- Relator(a)
- Alexandre de Souza Agra Belmonte
- Órgão julgador
- 3ª Turma
- Data do julgamento
- 10/02/2021
- Data de publicação
- 12/02/2021
TST – Agravo em Agravo de Instrumento em Recurso de Revista 0052440-58.2008.5.10.0011, Rel. Alexandre de Souza Agra Belmonte, 3ª Turma, j. 10/02/2021, p. 12/02/2021
EMENTA: AGRAVO EM AGRAVO DE INSTRUMENTO EM RECURSO DE REVISTA. RETORNO DOS AUTOS . RESPONSABILIDADE SUBSIDIÁRIA. ADMINISTRAÇÃO PÚBLICA. CULPA IN VIGILANDO. ADEQUAÇÃO AO ENTENDIMENTO CONSAGRADO PELO C. STF - TEMA 246 DE REPERCUSSÃO GERAL NO C. STF - ADC 16 E RE 760.931. JUÍZO DE RETRATAÇÃO NÃO EXERCIDO . O C. Supremo Tribunal Federal, em sede de repercussão geral no RE Nº 760.931, no Tema nº 246, que diz respeito à " responsabilidade subsidiária da Administração Pública por encargos trabalhistas gerados pelo inadimplemento de empresa prestadora de serviço ", matéria cuja repercussão geral foi reconhecida em 05/02/2010 (DJe 16/04/10), exigiu a prova efetiva e concreta da ausência de fiscalização e da culpa in vigilando da Administração Pública, não admitindo, portanto, presunção.
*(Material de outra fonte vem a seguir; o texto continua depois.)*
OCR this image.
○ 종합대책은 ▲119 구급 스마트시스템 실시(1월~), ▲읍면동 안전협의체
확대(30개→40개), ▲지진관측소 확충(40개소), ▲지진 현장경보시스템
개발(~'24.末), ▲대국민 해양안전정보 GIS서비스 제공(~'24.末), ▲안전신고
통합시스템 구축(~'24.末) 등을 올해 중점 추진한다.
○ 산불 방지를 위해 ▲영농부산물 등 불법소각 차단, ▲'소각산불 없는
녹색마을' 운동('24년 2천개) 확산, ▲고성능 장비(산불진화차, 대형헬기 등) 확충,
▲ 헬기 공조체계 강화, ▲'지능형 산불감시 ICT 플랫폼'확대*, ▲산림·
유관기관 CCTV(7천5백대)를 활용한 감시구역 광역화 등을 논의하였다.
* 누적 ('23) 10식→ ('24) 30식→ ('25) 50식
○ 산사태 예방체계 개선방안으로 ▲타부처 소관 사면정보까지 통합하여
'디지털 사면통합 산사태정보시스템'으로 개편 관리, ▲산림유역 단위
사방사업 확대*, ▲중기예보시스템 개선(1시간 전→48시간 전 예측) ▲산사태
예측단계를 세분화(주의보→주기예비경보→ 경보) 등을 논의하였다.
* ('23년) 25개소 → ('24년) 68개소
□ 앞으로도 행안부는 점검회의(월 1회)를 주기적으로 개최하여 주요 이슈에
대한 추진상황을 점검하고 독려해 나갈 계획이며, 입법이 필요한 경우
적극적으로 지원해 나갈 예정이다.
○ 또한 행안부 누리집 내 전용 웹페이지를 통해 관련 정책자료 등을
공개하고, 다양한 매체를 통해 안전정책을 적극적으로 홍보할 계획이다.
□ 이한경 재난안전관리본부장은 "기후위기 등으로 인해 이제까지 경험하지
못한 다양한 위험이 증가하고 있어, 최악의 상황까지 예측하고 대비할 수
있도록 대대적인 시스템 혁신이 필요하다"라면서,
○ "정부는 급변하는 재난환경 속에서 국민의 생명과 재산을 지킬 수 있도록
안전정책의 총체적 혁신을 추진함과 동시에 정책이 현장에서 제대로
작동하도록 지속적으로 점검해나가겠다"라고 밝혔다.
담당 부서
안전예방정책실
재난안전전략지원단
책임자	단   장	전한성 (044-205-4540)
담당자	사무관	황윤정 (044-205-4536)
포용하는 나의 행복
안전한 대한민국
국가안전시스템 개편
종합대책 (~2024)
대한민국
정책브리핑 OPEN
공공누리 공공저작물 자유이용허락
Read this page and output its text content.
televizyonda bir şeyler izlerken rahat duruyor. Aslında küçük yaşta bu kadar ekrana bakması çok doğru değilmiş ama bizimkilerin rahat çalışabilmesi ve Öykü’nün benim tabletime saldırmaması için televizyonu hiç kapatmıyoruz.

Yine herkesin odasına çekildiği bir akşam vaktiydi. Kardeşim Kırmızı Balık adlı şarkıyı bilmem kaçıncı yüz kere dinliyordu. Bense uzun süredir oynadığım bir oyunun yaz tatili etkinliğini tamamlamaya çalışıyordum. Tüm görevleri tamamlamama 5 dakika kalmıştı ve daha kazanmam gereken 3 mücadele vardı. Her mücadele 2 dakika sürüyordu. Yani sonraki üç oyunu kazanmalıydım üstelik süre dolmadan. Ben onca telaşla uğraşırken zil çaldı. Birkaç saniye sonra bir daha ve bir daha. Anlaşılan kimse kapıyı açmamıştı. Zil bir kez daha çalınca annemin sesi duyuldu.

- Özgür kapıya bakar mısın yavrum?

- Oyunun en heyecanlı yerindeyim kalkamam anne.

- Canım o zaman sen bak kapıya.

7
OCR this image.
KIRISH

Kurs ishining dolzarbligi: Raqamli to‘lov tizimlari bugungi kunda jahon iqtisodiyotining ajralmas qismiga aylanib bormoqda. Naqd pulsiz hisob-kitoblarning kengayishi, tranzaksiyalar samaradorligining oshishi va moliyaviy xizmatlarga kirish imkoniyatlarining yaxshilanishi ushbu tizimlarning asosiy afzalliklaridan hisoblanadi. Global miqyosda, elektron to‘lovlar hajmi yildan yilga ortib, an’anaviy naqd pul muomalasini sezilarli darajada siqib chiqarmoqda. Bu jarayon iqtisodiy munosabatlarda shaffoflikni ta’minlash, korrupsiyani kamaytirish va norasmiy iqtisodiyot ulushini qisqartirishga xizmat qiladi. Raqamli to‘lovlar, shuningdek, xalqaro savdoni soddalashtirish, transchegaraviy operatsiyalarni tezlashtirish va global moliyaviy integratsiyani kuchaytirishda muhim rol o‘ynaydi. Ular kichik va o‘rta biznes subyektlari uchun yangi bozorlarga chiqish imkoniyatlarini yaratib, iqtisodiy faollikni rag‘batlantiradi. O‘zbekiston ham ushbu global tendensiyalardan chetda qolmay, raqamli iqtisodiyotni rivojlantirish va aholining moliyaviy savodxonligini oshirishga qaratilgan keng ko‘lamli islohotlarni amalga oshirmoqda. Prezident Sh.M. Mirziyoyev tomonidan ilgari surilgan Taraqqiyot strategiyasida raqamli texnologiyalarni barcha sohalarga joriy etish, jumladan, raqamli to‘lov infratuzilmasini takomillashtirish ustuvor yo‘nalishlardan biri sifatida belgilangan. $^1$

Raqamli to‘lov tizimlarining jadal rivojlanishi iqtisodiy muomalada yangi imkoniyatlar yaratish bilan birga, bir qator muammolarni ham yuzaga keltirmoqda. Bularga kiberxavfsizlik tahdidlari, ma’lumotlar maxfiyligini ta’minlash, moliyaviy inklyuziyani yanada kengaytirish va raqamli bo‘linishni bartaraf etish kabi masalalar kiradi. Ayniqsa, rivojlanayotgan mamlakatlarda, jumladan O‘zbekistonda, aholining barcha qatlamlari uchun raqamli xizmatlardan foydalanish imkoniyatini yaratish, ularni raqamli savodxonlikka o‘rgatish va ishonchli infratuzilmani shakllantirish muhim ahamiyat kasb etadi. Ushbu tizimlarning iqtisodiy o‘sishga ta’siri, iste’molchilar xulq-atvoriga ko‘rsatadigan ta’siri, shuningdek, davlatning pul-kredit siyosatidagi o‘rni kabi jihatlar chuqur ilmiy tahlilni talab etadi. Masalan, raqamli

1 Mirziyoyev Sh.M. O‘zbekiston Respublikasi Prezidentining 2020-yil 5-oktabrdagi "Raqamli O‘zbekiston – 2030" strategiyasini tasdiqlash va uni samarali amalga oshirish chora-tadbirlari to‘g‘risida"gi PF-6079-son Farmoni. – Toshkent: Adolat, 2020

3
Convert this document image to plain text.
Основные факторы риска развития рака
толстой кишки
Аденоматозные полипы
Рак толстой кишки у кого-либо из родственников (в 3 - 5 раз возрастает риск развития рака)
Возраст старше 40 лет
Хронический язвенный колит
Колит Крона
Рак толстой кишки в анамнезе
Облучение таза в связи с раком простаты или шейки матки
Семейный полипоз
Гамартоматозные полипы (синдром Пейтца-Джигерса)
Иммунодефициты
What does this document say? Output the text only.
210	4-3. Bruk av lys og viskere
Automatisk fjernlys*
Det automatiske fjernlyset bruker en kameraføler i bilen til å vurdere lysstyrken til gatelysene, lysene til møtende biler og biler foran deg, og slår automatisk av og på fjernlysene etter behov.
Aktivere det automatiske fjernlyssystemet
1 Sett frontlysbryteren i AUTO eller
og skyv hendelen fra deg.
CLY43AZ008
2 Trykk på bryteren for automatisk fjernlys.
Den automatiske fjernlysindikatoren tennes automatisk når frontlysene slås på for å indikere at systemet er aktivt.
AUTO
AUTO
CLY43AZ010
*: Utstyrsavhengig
Extrai-se da decisão regional que " No item 11, cláusula nona, a fls. 114, ficou expressamente acordado que o pagamento dos serviços seria feito à vista das guias de recolhimento do FGTS e INSS, no entanto, inexistem depósitos do FGTS em vários meses do pacto laboral, conforme se vê da narrativa da inicial e do extrato juntado aos autos, revelando que a União não fiscalizou e não exigiu a comprovação do recolhimento do FGTS antes de efetuar o pagamento, obrigação expressamente prevista no contrato. Não há qualquer prova de recolhimento das contribuições previdencíárias. Não obstante o descumprimento de cláusula contratual, a União continuou pagando as faturas como se a primeira reclamada estivesse em dia com suas obrigações. A União falhou na fiscalização e deve arcar com as consequências" . Extrai-se do acórdão que a UNIÃO não fiscalizou as obrigações trabalhistas devidas pela prestadora de serviços, restando caracterizada sua culpa in vigilando . Nesse contexto, entende-se incabível o exercício do juízo de retratação de que trata o artigo 1.030, II, do CPC de 2015 (543-B, § 3º, do CPC/1973). Portanto, mantida a decisão que negou provimento ao agravo interposto pela UNIÃO , sem proceder ao juízo de retratação, nos termos do artigo 1.030, II, do NCPC, devolvam-se os autos à Vice-Presidência desta c. Corte Superior. (Tribunal Superior do Trabalho (3ª Turma). Acórdão: 0052440-58.2008.5.10.0011. Relator(a): ALEXANDRE DE SOUZA AGRA BELMONTE. Data de julgamento: 10/02/2021. Juntado aos autos em 12/02/2021.)